Methods and Materials: In the present research, 228 consecutive PTC patients who experienced total thyroidectomy coupled with central and lateral lymph node dissection from May 2020 to September 2022 at the Affiliated hospital of Jiangsu University were included in our research. Univariate and multivariate analysis were then applied to investigate the risk factors of skip metastasis in patients with PTC. Furthermore, a predictive model of skip metastasis was then constructed based on risk factors.

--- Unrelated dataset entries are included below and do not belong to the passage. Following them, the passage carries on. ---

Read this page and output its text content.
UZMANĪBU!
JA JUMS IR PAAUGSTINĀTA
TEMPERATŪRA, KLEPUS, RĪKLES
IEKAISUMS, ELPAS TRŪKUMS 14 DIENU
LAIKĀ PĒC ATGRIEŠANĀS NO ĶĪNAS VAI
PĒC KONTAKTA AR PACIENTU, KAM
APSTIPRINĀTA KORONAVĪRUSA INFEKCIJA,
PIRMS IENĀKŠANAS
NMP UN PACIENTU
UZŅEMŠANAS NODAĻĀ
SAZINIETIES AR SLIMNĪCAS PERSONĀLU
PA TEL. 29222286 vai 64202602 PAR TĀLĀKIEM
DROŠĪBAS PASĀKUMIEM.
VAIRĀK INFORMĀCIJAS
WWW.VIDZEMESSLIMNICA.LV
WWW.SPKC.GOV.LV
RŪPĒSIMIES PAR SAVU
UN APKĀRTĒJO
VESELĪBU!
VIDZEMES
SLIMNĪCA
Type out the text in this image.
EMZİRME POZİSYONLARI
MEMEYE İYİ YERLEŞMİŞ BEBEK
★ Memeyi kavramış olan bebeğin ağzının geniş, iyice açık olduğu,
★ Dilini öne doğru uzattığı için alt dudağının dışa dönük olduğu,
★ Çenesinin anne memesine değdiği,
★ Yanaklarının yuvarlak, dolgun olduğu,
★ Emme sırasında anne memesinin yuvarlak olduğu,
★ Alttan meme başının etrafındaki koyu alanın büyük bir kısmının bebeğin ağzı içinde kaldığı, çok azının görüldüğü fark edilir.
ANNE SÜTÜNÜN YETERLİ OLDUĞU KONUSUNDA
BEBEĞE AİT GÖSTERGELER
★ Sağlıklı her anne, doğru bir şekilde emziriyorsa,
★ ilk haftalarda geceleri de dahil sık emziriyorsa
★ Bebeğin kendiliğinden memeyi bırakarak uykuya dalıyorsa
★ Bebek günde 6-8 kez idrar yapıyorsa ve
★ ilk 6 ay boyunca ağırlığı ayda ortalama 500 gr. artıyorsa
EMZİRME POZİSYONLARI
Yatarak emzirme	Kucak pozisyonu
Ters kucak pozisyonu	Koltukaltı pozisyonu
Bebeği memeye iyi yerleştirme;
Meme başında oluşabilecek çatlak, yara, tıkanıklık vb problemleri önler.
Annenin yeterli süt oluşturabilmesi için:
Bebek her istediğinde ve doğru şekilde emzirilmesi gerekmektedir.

Results: The skip metastasis rate was 11.8% (27/228) in the current research. After the univariate and multivariate analysis, tumor size ≤ 10 mm, unilaterality, microcalcification, and upper tumor location were determined to be predictive factors of skip metastasis. The risk score of skip metastasis was calculated: risk score = 1.229 × (if tumor nodule ≤ 10mm) + 1.518 × (if unilaterality nodule) + 1.074 × (if microcalcification in nodule) + 2.332 × (if nodule in upper location).
Conclusion: Tumor size ≤ 10 mm, unilaterality, microcalcification, and upper tumor location can increase the occurrence of skip metastasis in patients with PTC, which is expected to provide useful information to guide the suitable intraoperative window.
Keywords: skip metastasis, papillary thyroid carcinoma, ultrasonic features, clinicopathologic factors, lateral lymph node metastasis
Introduction
The thyroid gland, made up of two joint lobes, weighs 20 to 30 grams in human, which is one of the largest endocrine glands in the human body. Thyroid nodules are common in the thyroid gland and the prevalence ranges from 4% to 7%. Most of these patients are asymptomatic and have normal thyroid hormone secretion.1 Papillary thyroid carcinoma (PTC) is frequent endocrine disease with the increasing incidence worldwide, which is mainly attributed to the widespread utilization of high-resolution ultrasound (US) and US-guided fine-needle aspiration (FNA) biopsy.2–5 The number of newly diagnosed PTC cases in 2020 was as high as 586,000, accounting for 11/36 newly diagnosed malignant cancers with the increased 3% incidence annually.6,7 An abundance of evidence has shown that most cervical lymph nodes metastasis in PTC patients happens in a stepwise fashion.8 Metastatic cervical lymph nodes initially involve the central compartment, subsequently progress to the ipsilateral lateral compartment, and ultimately extend to the contralateral lateral and mediastinal compartment.9,10 The metastatic progression is helpful to provide the useful information to select the suitable surgery scope. However, the skip metastasis, regarded as lateral lymph node metastasis (LLNM) without involving the central lymph node metastasis (CLNM), can be developed in some PTC patients.11,12 The benefits of preventive lateral lymph node dissection (LLND) for PTC patients without the clinical evidence of LLNM persist a great deal of controversies. Some claims that preventive LLND may escalate the risks of surgical complications and medical cost burden, while the other argues preventive LLND can effectively reduce the recurrence and metastasis of PTC, thereby avoiding the secondary operation.13,14 Hence, it is urgent demand to precisely assess the status of skip metastasis, which is helpful to guide the optimal surgical window.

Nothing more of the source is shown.